A guest post by William Totterdell
Dear Wee Dug, fellow ginger,
My wife regularly reads me your blog or sends me a link to some great comments. I guess I am one of the silent ones, no Facebook, blogs or tweets, rarely commenting on politics or some other subjects, I leave that to her.
I would like to share my thoughts with you.
I am a Welshman, sent to Scotland a long time ago as part of my apprenticeship to work in a shipyard, words that need to be looked up these days. I meet a girl from Clydebank and well that’s not what I wanted to share with you. This was the time of the UCS work-in, my job was safe but the guys around me were fighting against the Conservative Government who were not interesting in saving Scottish industry. Move forward a little in time and we had the Three Day Week. Again the UK Government was at odds with industry, this time the coal miners who wanted a pay rise so electricity was put on ration in an attempt to break the work to rule.
I was out of the country then but my wife remembers shops with candles on the counters to shop by, Health and Safety had not been invented them! The next few years where full of strikes and elections and job losses but we were mostly out of the country, she was in Europe studying and I was sailing the world, sometimes she was with me.
Move forward a few years settled back in Glasgow with two kids but moving again to work in Europe. Getting off the plane at Heathrow a gentleman helped us. Fortunately the kids did not recite some recent phases they had learned, ‘Money for the miners’ and ‘Mrs Thatcher, bad lady’, helpful gentleman was Ian MacGregor dealing with more miners.
Governments came and went each looking more and more like the last, thank goodness for coloured ties to give a hint. Come the 1997 referendum there was no doubt in my mind, Scotland had never had a say in London for years, most of our MPs were opposition, completely out of tune with the rest of the UK, nothing new. It is ironic that the Scottish Labour party when first formed went south with independence/home rule in mind, that changed. I said then that at least with a Scottish Parliament we could not say we didn’t vote them in. We stood on The Mound and watched it all starting back in 1999 and by and large thing have got better whilst still being treated badly from the south. Ships, coal, steel, cars and many other industries dead.

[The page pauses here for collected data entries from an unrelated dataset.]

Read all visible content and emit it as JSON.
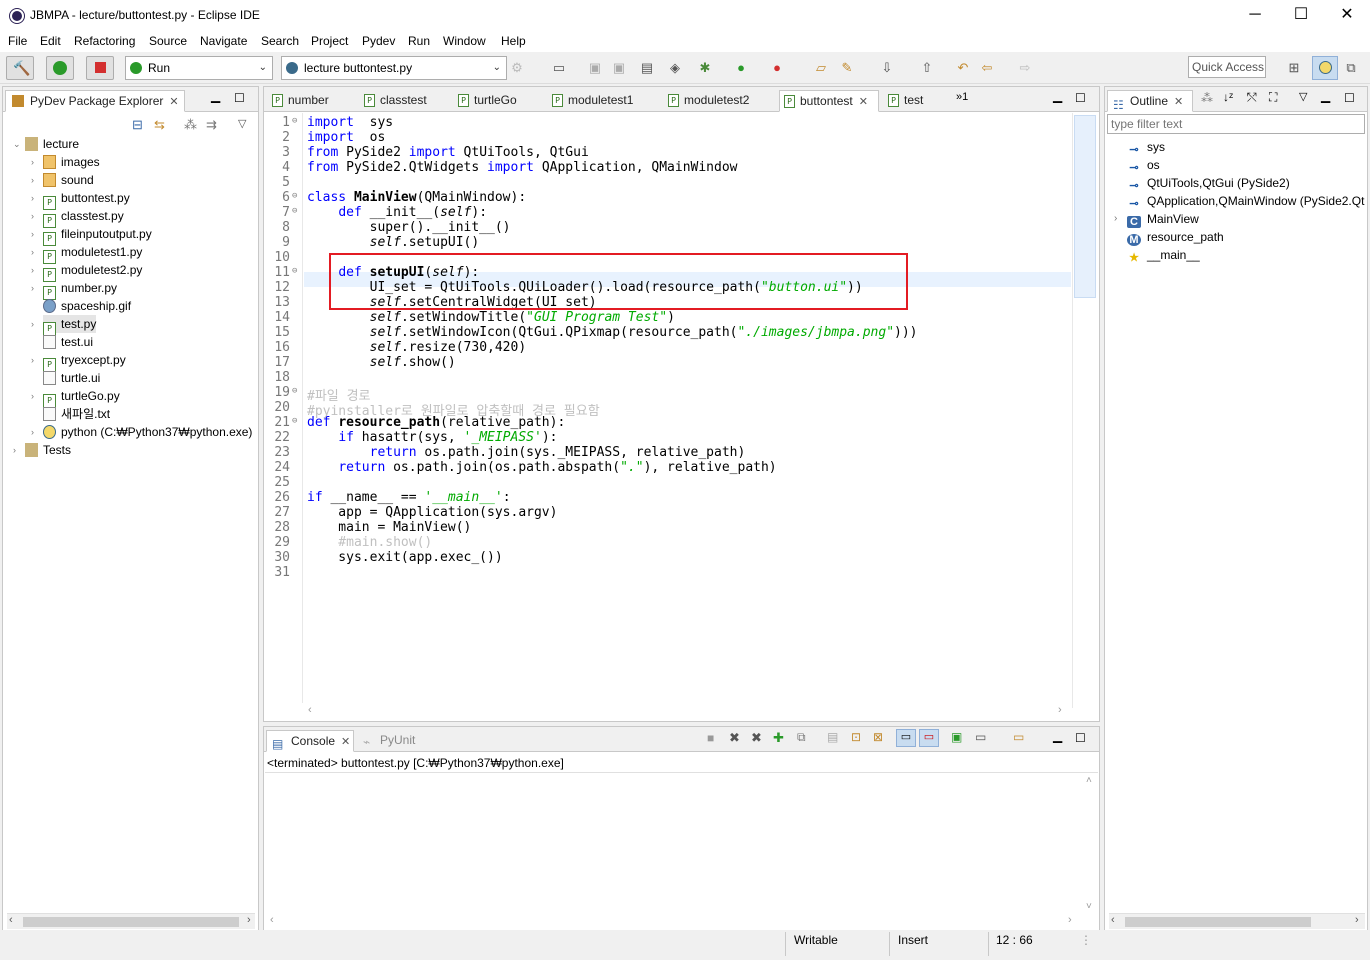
{
  "window": {
    "title": "JBMPA - lecture/buttontest.py - Eclipse IDE",
    "minimize": "─",
    "maximize": "☐",
    "close": "✕"
  },
  "menu": [
    "File",
    "Edit",
    "Refactoring",
    "Source",
    "Navigate",
    "Search",
    "Project",
    "Pydev",
    "Run",
    "Window",
    "Help"
  ],
  "toolbar": {
    "run_config": "Run",
    "launch_target": "lecture buttontest.py",
    "quick_access": "Quick Access"
  },
  "explorer": {
    "title": "PyDev Package Explorer",
    "items": [
      {
        "label": "lecture",
        "icon": "project-icon",
        "twisty": "⌄"
      },
      {
        "label": "images",
        "icon": "package-icon",
        "twisty": "›"
      },
      {
        "label": "sound",
        "icon": "package-icon",
        "twisty": "›"
      },
      {
        "label": "buttontest.py",
        "icon": "python-file-icon",
        "twisty": "›"
      },
      {
        "label": "classtest.py",
        "icon": "python-file-icon",
        "twisty": "›"
      },
      {
        "label": "fileinputoutput.py",
        "icon": "python-file-icon",
        "twisty": "›"
      },
      {
        "label": "moduletest1.py",
        "icon": "python-file-icon",
        "twisty": "›"
      },
      {
        "label": "moduletest2.py",
        "icon": "python-file-icon",
        "twisty": "›"
      },
      {
        "label": "number.py",
        "icon": "python-file-icon",
        "twisty": "›"
      },
      {
        "label": "spaceship.gif",
        "icon": "image-file-icon",
        "twisty": ""
      },
      {
        "label": "test.py",
        "icon": "python-file-icon",
        "twisty": "›"
      },
      {
        "label": "test.ui",
        "icon": "text-file-icon",
        "twisty": ""
      },
      {
        "label": "tryexcept.py",
        "icon": "python-file-icon",
        "twisty": "›"
      },
      {
        "label": "turtle.ui",
        "icon": "text-file-icon",
        "twisty": ""
      },
      {
        "label": "turtleGo.py",
        "icon": "python-file-icon",
        "twisty": "›"
      },
      {
        "label": "새파일.txt",
        "icon": "text-file-icon",
        "twisty": ""
      },
      {
        "label": "python  (C:₩Python37₩python.exe)",
        "icon": "python-interpreter-icon",
        "twisty": "›"
      },
      {
        "label": "Tests",
        "icon": "project-icon",
        "twisty": "›"
      }
    ]
  },
  "editor_tabs": [
    {
      "label": "number"
    },
    {
      "label": "classtest"
    },
    {
      "label": "turtleGo"
    },
    {
      "label": "moduletest1"
    },
    {
      "label": "moduletest2"
    },
    {
      "label": "buttontest",
      "active": true
    },
    {
      "label": "test"
    }
  ],
  "editor_overflow": "»1",
  "code_lines": [
    {
      "n": "1",
      "fold": "⊖",
      "parts": [
        [
          "kw",
          "import"
        ],
        [
          "",
          "  sys"
        ]
      ]
    },
    {
      "n": "2",
      "fold": "",
      "parts": [
        [
          "kw",
          "import"
        ],
        [
          "",
          "  os"
        ]
      ]
    },
    {
      "n": "3",
      "fold": "",
      "parts": [
        [
          "kw",
          "from"
        ],
        [
          "",
          " PySide2 "
        ],
        [
          "kw",
          "import"
        ],
        [
          "",
          " QtUiTools, QtGui"
        ]
      ]
    },
    {
      "n": "4",
      "fold": "",
      "parts": [
        [
          "kw",
          "from"
        ],
        [
          "",
          " PySide2.QtWidgets "
        ],
        [
          "kw",
          "import"
        ],
        [
          "",
          " QApplication, QMainWindow"
        ]
      ]
    },
    {
      "n": "5",
      "fold": "",
      "parts": []
    },
    {
      "n": "6",
      "fold": "⊖",
      "parts": [
        [
          "kw",
          "class"
        ],
        [
          "",
          " "
        ],
        [
          "bold",
          "MainView"
        ],
        [
          "",
          "(QMainWindow):"
        ]
      ]
    },
    {
      "n": "7",
      "fold": "⊖",
      "parts": [
        [
          "",
          "    "
        ],
        [
          "kw",
          "def"
        ],
        [
          "",
          " __init__("
        ],
        [
          "selfkw",
          "self"
        ],
        [
          "",
          "):"
        ]
      ]
    },
    {
      "n": "8",
      "fold": "",
      "parts": [
        [
          "",
          "        super().__init__()"
        ]
      ]
    },
    {
      "n": "9",
      "fold": "",
      "parts": [
        [
          "",
          "        "
        ],
        [
          "selfkw",
          "self"
        ],
        [
          "",
          ".setupUI()"
        ]
      ]
    },
    {
      "n": "10",
      "fold": "",
      "parts": []
    },
    {
      "n": "11",
      "fold": "⊖",
      "parts": [
        [
          "",
          "    "
        ],
        [
          "kw",
          "def"
        ],
        [
          "",
          " "
        ],
        [
          "bold",
          "setupUI"
        ],
        [
          "",
          "("
        ],
        [
          "selfkw",
          "self"
        ],
        [
          "",
          "):"
        ]
      ]
    },
    {
      "n": "12",
      "fold": "",
      "parts": [
        [
          "",
          "        UI_set = QtUiTools.QUiLoader().load(resource_path("
        ],
        [
          "str",
          "\"button.ui\""
        ],
        [
          "",
          "))"
        ]
      ]
    },
    {
      "n": "13",
      "fold": "",
      "parts": [
        [
          "",
          "        "
        ],
        [
          "selfkw",
          "self"
        ],
        [
          "",
          ".setCentralWidget(UI_set)"
        ]
      ]
    },
    {
      "n": "14",
      "fold": "",
      "parts": [
        [
          "",
          "        "
        ],
        [
          "selfkw",
          "self"
        ],
        [
          "",
          ".setWindowTitle("
        ],
        [
          "str",
          "\"GUI Program Test\""
        ],
        [
          "",
          ")"
        ]
      ]
    },
    {
      "n": "15",
      "fold": "",
      "parts": [
        [
          "",
          "        "
        ],
        [
          "selfkw",
          "self"
        ],
        [
          "",
          ".setWindowIcon(QtGui.QPixmap(resource_path("
        ],
        [
          "str",
          "\"./images/jbmpa.png\""
        ],
        [
          "",
          ")))"
        ]
      ]
    },
    {
      "n": "16",
      "fold": "",
      "parts": [
        [
          "",
          "        "
        ],
        [
          "selfkw",
          "self"
        ],
        [
          "",
          ".resize(730,420)"
        ]
      ]
    },
    {
      "n": "17",
      "fold": "",
      "parts": [
        [
          "",
          "        "
        ],
        [
          "selfkw",
          "self"
        ],
        [
          "",
          ".show()"
        ]
      ]
    },
    {
      "n": "18",
      "fold": "",
      "parts": []
    },
    {
      "n": "19",
      "fold": "⊖",
      "parts": [
        [
          "cmt",
          "#파일 경로"
        ]
      ]
    },
    {
      "n": "20",
      "fold": "",
      "parts": [
        [
          "cmt",
          "#pyinstaller로 원파일로 압축할때 경로 필요함"
        ]
      ]
    },
    {
      "n": "21",
      "fold": "⊖",
      "parts": [
        [
          "kw",
          "def"
        ],
        [
          "",
          " "
        ],
        [
          "bold",
          "resource_path"
        ],
        [
          "",
          "(relative_path):"
        ]
      ]
    },
    {
      "n": "22",
      "fold": "",
      "parts": [
        [
          "",
          "    "
        ],
        [
          "kw",
          "if"
        ],
        [
          "",
          " hasattr(sys, "
        ],
        [
          "str",
          "'_MEIPASS'"
        ],
        [
          "",
          "):"
        ]
      ]
    },
    {
      "n": "23",
      "fold": "",
      "parts": [
        [
          "",
          "        "
        ],
        [
          "kw",
          "return"
        ],
        [
          "",
          " os.path.join(sys._MEIPASS, relative_path)"
        ]
      ]
    },
    {
      "n": "24",
      "fold": "",
      "parts": [
        [
          "",
          "    "
        ],
        [
          "kw",
          "return"
        ],
        [
          "",
          " os.path.join(os.path.abspath("
        ],
        [
          "str",
          "\".\""
        ],
        [
          "",
          "), relative_path)"
        ]
      ]
    },
    {
      "n": "25",
      "fold": "",
      "parts": []
    },
    {
      "n": "26",
      "fold": "",
      "parts": [
        [
          "kw",
          "if"
        ],
        [
          "",
          " __name__ == "
        ],
        [
          "str",
          "'__main__'"
        ],
        [
          "",
          ":"
        ]
      ]
    },
    {
      "n": "27",
      "fold": "",
      "parts": [
        [
          "",
          "    app = QApplication(sys.argv)"
        ]
      ]
    },
    {
      "n": "28",
      "fold": "",
      "parts": [
        [
          "",
          "    main = MainView()"
        ]
      ]
    },
    {
      "n": "29",
      "fold": "",
      "parts": [
        [
          "cmt",
          "    #main.show()"
        ]
      ]
    },
    {
      "n": "30",
      "fold": "",
      "parts": [
        [
          "",
          "    sys.exit(app.exec_())"
        ]
      ]
    },
    {
      "n": "31",
      "fold": "",
      "parts": []
    }
  ],
  "outline": {
    "title": "Outline",
    "filter_placeholder": "type filter text",
    "items": [
      {
        "label": "sys",
        "icon": "import-icon",
        "twisty": ""
      },
      {
        "label": "os",
        "icon": "import-icon",
        "twisty": ""
      },
      {
        "label": "QtUiTools,QtGui (PySide2)",
        "icon": "import-icon",
        "twisty": ""
      },
      {
        "label": "QApplication,QMainWindow (PySide2.Qt",
        "icon": "import-icon",
        "twisty": ""
      },
      {
        "label": "MainView",
        "icon": "class-icon",
        "twisty": "›"
      },
      {
        "label": "resource_path",
        "icon": "method-icon",
        "twisty": ""
      },
      {
        "label": "__main__",
        "icon": "star-icon",
        "twisty": ""
      }
    ]
  },
  "console": {
    "tab_console": "Console",
    "tab_pyunit": "PyUnit",
    "status": "<terminated> buttontest.py [C:₩Python37₩python.exe]"
  },
  "statusbar": {
    "writable": "Writable",
    "insert": "Insert",
    "position": "12 : 66"
  },
  "colors": {
    "highlight_box": "#e31b23",
    "keyword": "#0000ff",
    "string": "#00aa00",
    "comment": "#c0c0c0"
  }
}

I now work in one of the few industries that is surviving and growing in Scotland and servicing the world from here with manufacturing and expertise – oil. The service from Aberdeen and the North East will long outlast me and possibly the North Sea reserves. There are many other industries that can be developed given the right support. Not sure about wind farms but we could build the towers.
Question: on the day Scotland becomes independent 59 people will sign on the dole, no longer having a job representing us. Who will run England, Wales and NI, currently difficult to tell and power could shift that day, will it be a Cameron/Farage coalition pulling them out of the EU?

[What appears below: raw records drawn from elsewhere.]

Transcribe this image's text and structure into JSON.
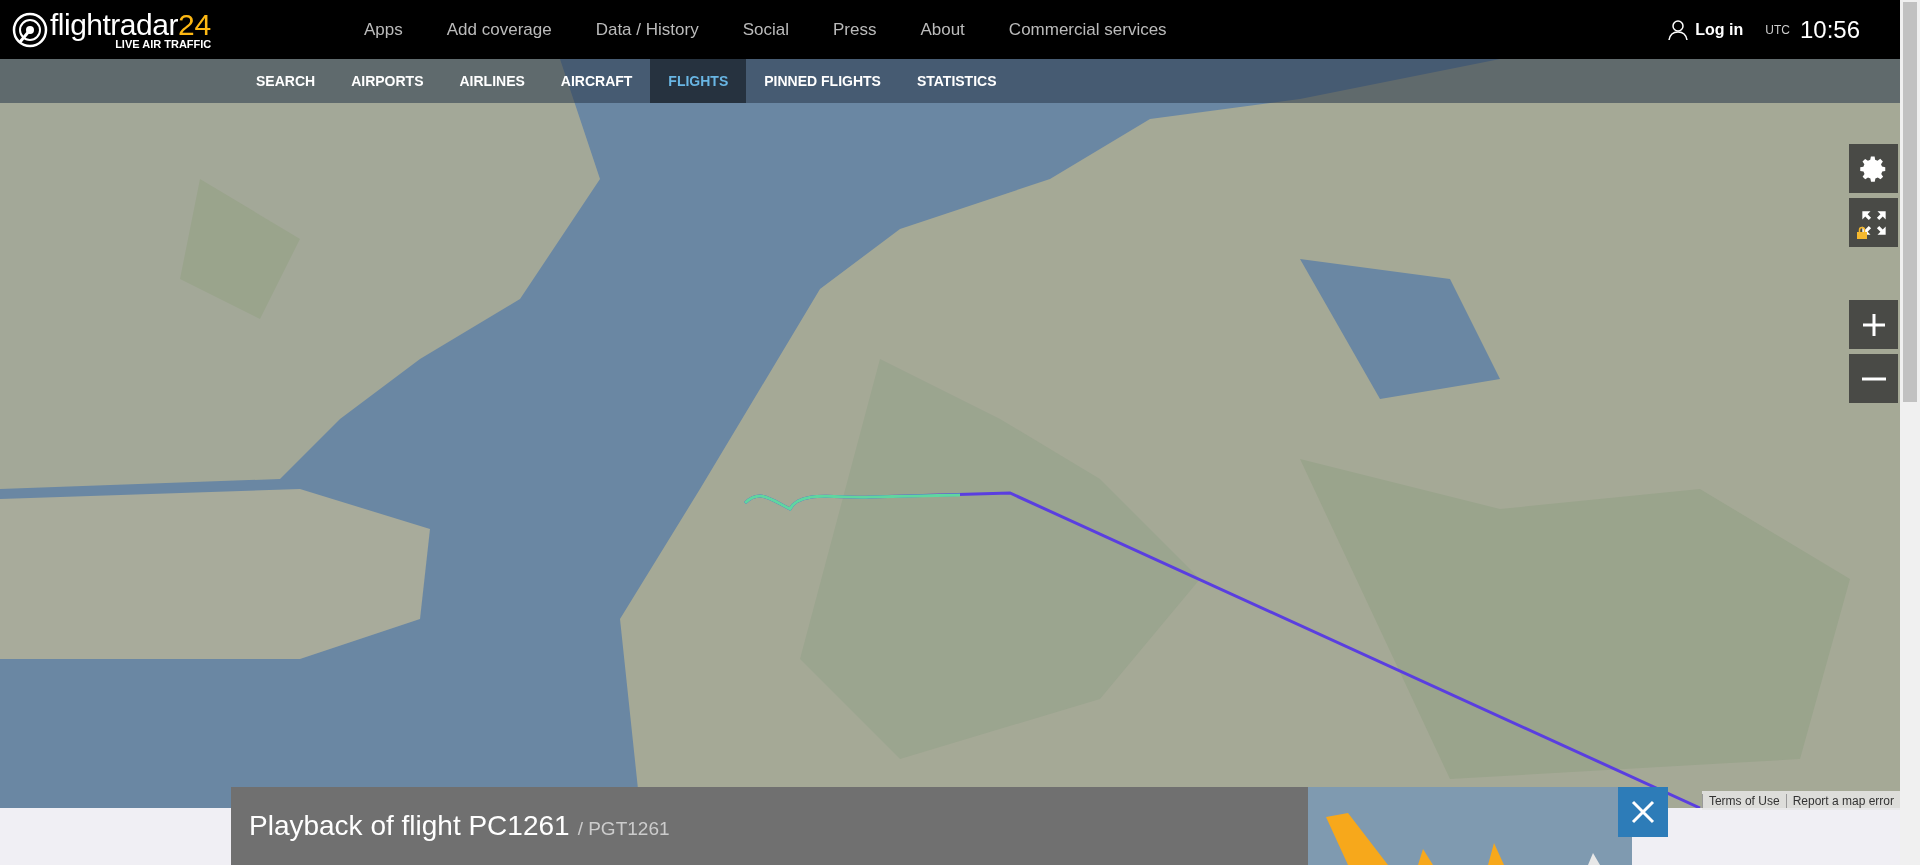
{
  "header": {
    "logo": {
      "word": "flightradar",
      "number": "24",
      "tagline": "LIVE AIR TRAFFIC"
    },
    "nav": [
      "Apps",
      "Add coverage",
      "Data / History",
      "Social",
      "Press",
      "About",
      "Commercial services"
    ],
    "login": "Log in",
    "clock": {
      "zone": "UTC",
      "time": "10:56"
    }
  },
  "subnav": [
    {
      "label": "SEARCH",
      "selected": false
    },
    {
      "label": "AIRPORTS",
      "selected": false
    },
    {
      "label": "AIRLINES",
      "selected": false
    },
    {
      "label": "AIRCRAFT",
      "selected": false
    },
    {
      "label": "FLIGHTS",
      "selected": true
    },
    {
      "label": "PINNED FLIGHTS",
      "selected": false
    },
    {
      "label": "STATISTICS",
      "selected": false
    }
  ],
  "map": {
    "attribution": [
      "Terms of Use",
      "Report a map error"
    ]
  },
  "playback": {
    "title": "Playback of flight PC1261",
    "callsign": "/ PGT1261"
  }
}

In 1707, 225 men had a vote, they were nobles, gentry and burgesses, it is said titles, money and land was involved. Either way, 110 were for, 69 against and that was end of Scotland’s independence. What annoys me is the 46 who didn’t vote. If I could have a wish it would be that everyone that can vote does so this September so that we don’t have any doubts going forward.
The argument for Better Together has largely been based on the negatives, oh dear no EastEnders or Euro Lottery and late to the field, some more powers, maybe. Far too much has been about money, but I will be £104 better off a year without my weekly gamble. What I want is to live in country that can be proud of itself for everything it has done on its own, survived in the big wide world or not, part of a United Kingdom but independent, not governed by it. I hope my homeland of Wales follows and I know certain regions England would love a greater degree of autonomy.

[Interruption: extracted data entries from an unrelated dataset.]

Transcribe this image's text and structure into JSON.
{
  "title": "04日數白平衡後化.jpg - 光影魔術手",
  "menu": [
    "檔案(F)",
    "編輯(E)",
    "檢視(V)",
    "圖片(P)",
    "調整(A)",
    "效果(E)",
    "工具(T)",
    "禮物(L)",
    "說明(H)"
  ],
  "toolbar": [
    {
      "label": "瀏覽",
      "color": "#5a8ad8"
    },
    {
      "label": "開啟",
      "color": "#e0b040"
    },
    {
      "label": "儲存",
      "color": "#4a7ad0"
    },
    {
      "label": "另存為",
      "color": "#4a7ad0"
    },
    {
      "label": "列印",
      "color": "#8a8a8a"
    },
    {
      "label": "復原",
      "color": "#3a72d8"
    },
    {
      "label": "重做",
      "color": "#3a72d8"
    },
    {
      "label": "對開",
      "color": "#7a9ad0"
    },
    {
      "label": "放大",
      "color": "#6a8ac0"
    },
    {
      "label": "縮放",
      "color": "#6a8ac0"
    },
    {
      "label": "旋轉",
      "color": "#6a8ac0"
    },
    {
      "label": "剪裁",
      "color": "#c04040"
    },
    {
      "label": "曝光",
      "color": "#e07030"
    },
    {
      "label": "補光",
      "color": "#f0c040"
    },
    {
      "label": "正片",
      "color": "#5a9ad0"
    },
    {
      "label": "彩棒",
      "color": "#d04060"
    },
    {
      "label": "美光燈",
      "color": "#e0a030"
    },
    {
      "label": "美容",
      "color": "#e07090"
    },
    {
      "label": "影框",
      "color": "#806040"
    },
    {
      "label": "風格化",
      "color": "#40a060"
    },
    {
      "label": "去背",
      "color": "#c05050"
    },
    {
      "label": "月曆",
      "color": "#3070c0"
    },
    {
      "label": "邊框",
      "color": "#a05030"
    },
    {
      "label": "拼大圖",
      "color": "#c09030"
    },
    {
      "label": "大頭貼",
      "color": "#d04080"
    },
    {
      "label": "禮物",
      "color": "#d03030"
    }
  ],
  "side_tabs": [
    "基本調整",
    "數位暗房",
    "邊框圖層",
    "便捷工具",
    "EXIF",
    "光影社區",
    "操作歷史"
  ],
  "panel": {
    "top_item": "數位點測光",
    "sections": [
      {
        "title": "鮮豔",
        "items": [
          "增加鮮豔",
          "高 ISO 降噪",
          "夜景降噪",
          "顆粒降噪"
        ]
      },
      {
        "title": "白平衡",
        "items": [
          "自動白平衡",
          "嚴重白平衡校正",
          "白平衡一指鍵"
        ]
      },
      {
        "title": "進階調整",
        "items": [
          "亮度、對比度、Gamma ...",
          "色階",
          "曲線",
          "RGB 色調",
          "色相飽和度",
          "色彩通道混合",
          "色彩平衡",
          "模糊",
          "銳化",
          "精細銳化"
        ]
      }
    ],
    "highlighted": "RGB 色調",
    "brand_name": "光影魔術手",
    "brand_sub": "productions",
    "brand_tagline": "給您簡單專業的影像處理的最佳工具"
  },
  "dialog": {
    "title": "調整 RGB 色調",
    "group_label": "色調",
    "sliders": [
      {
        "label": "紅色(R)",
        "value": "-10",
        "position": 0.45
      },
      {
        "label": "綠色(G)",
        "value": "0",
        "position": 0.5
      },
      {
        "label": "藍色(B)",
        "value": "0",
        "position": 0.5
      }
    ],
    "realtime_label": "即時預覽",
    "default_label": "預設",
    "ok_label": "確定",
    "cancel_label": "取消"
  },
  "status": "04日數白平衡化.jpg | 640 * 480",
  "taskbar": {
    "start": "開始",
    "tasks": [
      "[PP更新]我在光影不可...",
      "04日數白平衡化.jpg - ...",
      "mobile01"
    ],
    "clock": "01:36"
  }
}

Sadly the man I was proud of all those years ago died before my wife could interview him for a book but I would paraphrase his speech and apologise for doing so.
He said ‘Nobody and nothing will come in and nothing will go out without our permission’. I would say ‘The right to vote is with every Scottish resident so the future is with our permission’.
He also said ‘And there will be no hooliganism, there will be no vandalism, there will be no bevvying because the world is watching us, and it is our responsibility to conduct ourselves with responsibility, and with dignity, and with maturity’. I don’t think much needs to be said, we are by and large carrying out a fair fight without bloodshed which is more than most independence battles in history. Just a wee drink maybe!
The way I will vote was decided back in 1997 and has not changed.